Choice is one of the great human freedoms. It comes up frequently existential psychotherapy, and not just in the sense of, "I have to make a choice between options." The choices that we make each day--how we greet our day, what we eat, how we work--all come together to create the life we lead. 

We have to choose some things over others. Will we choose to go to college, or will we learn a trade? Will we spend our free afternoon reading or painting? Will we go to the gym or go home and watch television? Will we work overtime or will we spend time with our family?

The necessity of choice is real. We do not have time to do everything, and we really cannot “have it all.” Since we must choose, the important question is “What do we choose?”

We can recognize that our choices either bring us closer to who we are and want to be, or they take us farther away from ourselves. In my experience, the people who make the choices to bring themselves closer to who they are are the people who thrive.

And in order to make choices that bring us closer to who we are, we first have to know ourselves at our core. Over the door of my office there is a small inscription--”Know thyself.” I borrow the poetic turn of that phrase from the Oracle at Delphi, but the fundamental truth--that knowing ourselves leads us to walking in the world with authenticity--remains the same 4,000 years after it was originally inscribed.
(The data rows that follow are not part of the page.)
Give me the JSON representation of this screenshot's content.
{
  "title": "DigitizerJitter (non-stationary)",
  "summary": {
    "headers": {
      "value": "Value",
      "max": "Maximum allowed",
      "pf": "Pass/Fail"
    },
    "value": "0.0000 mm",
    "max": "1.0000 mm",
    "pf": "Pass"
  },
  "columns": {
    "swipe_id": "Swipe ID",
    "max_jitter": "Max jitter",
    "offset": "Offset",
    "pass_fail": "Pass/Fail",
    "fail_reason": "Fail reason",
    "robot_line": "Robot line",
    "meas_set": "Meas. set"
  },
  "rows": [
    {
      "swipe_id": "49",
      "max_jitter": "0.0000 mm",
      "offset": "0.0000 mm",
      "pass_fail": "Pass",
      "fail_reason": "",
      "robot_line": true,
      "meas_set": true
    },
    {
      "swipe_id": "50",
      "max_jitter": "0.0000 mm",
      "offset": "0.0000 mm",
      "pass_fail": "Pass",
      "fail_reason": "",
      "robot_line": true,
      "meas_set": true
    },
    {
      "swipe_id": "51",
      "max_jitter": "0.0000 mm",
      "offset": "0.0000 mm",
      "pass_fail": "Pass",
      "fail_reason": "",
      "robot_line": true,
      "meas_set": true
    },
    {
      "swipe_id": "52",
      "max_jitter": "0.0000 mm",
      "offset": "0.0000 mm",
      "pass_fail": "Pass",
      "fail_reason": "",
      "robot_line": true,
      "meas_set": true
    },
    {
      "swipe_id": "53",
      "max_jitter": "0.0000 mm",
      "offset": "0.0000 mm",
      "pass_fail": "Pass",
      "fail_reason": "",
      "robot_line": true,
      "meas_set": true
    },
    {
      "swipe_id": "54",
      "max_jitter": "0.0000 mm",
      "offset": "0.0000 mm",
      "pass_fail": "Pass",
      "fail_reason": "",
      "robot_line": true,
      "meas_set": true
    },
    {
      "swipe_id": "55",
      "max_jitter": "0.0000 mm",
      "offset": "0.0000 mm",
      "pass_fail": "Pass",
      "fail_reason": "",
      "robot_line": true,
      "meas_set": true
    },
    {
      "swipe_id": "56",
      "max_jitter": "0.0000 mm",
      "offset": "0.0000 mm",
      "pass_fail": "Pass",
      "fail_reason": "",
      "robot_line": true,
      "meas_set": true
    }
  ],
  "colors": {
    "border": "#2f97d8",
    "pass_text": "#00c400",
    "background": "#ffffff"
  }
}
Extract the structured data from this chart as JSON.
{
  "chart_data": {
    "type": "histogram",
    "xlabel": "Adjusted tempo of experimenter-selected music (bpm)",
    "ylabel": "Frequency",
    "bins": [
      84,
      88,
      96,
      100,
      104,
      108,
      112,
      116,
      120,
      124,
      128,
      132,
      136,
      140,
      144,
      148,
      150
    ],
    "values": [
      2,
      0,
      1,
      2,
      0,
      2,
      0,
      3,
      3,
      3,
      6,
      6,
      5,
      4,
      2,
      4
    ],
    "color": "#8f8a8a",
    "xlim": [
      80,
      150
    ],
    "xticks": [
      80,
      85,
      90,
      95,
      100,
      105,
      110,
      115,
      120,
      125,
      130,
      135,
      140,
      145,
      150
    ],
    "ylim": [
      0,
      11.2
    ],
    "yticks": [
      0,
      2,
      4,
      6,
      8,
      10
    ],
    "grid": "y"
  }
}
And what do I do, then, when I constantly feel that I am making choices that are “not who I am?” I had a client who continually stated that his life was not what he wanted it to be. Eventually, I confronted this by saying, “Yes, but this is the life you have. More than that—this is the life you made, the life you chose.”

In those honest moments, we have to admit that is possible that the person we are is not the person that we want to be. And then I have another choice: Am I going to do something about it?